Egypt President Sisi urges UN intl coalition to intervene in Libya
Egyptian President Abdel Fattah el-Sisi is calling for a United Nations resolution mandating international intervention in Libya after Egypt bombarded IS targets in Libya following the apparent beheadings of 21 Egyptian Christians.
"There is no other choice, taking into account the agreement of the Libyan people and government and that they call on us to act," Egyptian President Abdel Fattah el-Sisi told France's Europe 1 radio in an interview aired on Tuesday.
Asked if it would recommence its own action: "We need to do it again, and all of us together."
Egypt launched an aerial assault on IS positions in Libya on Monday and called on the United States and Europe to participate in an international coalition in the North African state.
Egypt is rapidly attempting to forge an international coalition as IS continues to make inroads. Sisi spoke with French President Francois Hollande and Italian Prime Minister Matteo Renzi on Monday about the deteriorating situation in Libya. He also dispatched his foreign minister, Sameh Shukri, to New York to consult at the UN ahead of a terrorism conference beginning on Wednesday in Washington.
The European Union said Monday it did not foresee the bloc participating in any military operations in Libya, while admitting that the country “is breaking apart.”
Meanwhile, the Egyptian leader called on militias to hand in their arms but urged weapons to be supplied to Libya's internationally recognized government, based in the eastern city of Tobruk after rivals seized power in Tripoli.
"What is happening in Libya is a threat to international peace and security," said Sisi on Monday, speaking for a nation mortified and enraged by a video showing Egyptian Coptic Christians being led along a beach, purportedly in Libya, before being executed by Islamic State (IS, formerly ISIS) members.
The Tobruk government has already asked for the lifting of an international arms embargo to help it take back control of the country.
In Monday's attack on Libyan territory, Egypt said IS training camps were targeted "to avenge the bloodshed and to seek retribution from the killers," Egyptian military statement said, as quoted by AP. "Let those far and near know that Egyptians have a shield to protect and safeguard the security of the country and a sword that cuts off terrorism."
The Egyptian military sent US-made F-16 fighter jets to target alleged IS sites in the eastern Libyan city of Darna, according to Egyptian and Libyan security officials who spoke on condition of anonymity, AP reported.

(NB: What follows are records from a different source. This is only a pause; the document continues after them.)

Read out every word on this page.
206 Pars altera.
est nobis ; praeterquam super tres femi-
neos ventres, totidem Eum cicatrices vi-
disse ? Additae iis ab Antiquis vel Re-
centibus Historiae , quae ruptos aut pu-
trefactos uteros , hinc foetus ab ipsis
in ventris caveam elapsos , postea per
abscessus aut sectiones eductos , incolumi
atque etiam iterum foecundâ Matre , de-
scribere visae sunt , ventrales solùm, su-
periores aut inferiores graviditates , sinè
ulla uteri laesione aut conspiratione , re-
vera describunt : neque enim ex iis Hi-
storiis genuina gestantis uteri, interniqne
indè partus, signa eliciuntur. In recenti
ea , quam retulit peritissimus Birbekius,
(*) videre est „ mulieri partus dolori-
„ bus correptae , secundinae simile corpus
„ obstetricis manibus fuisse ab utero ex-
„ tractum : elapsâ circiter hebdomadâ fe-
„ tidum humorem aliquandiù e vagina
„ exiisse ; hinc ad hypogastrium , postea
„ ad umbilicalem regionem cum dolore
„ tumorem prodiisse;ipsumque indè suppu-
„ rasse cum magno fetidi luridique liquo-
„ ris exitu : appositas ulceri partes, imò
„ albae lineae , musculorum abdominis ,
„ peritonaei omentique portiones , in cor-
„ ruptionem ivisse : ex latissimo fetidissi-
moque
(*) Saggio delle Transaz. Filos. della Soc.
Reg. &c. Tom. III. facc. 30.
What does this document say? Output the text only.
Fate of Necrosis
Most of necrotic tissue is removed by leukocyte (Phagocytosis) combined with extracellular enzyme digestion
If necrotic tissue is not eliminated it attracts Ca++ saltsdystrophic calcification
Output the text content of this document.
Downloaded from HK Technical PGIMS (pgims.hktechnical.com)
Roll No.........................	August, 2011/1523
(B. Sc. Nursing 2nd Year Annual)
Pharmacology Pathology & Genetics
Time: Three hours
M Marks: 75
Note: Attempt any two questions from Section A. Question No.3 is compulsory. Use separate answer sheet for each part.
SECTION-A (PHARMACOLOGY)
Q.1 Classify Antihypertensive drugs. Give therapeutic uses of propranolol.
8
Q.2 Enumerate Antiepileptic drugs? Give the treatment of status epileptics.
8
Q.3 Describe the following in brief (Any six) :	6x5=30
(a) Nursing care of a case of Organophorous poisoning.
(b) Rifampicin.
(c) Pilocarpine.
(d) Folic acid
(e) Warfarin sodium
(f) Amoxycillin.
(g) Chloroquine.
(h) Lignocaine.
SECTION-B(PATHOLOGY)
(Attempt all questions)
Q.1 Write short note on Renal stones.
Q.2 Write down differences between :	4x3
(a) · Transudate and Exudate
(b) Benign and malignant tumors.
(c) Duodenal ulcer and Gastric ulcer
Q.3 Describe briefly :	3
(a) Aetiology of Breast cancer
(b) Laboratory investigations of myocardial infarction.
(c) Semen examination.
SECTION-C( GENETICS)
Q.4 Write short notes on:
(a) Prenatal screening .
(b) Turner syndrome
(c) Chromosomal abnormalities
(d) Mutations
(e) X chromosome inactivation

Libya saw a multinational intervention in the 2011 Libyan civil war that led to the death of Libya strongman Muammar Gaddafi.
The 7-month military intervention in Libya (March 19-October 31, 2011), carried out by a US-led group comprised of mostly Western governments, ended soon after Libyan strongman Muammar Gaddafi was captured by a mob and killed on the street in Sirte, which just happened to be Gaddafi’s birthplace.
Since the Western intervention in Libya, the country has remained on the cusp of collapse, pulled as it is between internal forces (including the Islamic State), which the power vacuum has created.
On September 11, 2012, following the release of the anti-Muslim video, Innocence of Muslims, the US diplomatic compound in Benghazi came under attack by over 100 gunmen, leading to the death of US Ambassador J. Christopher Stevens and US Foreign Service Information Management Officer Sean Smith, as well as two CIA contractors.
Since August 2014, Libya, which boasts Africa’s largest oil reserves, has been ruled by two competing governments, a scenario that leaves open the question as to who owns Libya's oil exports, worth more than $10 billion a year.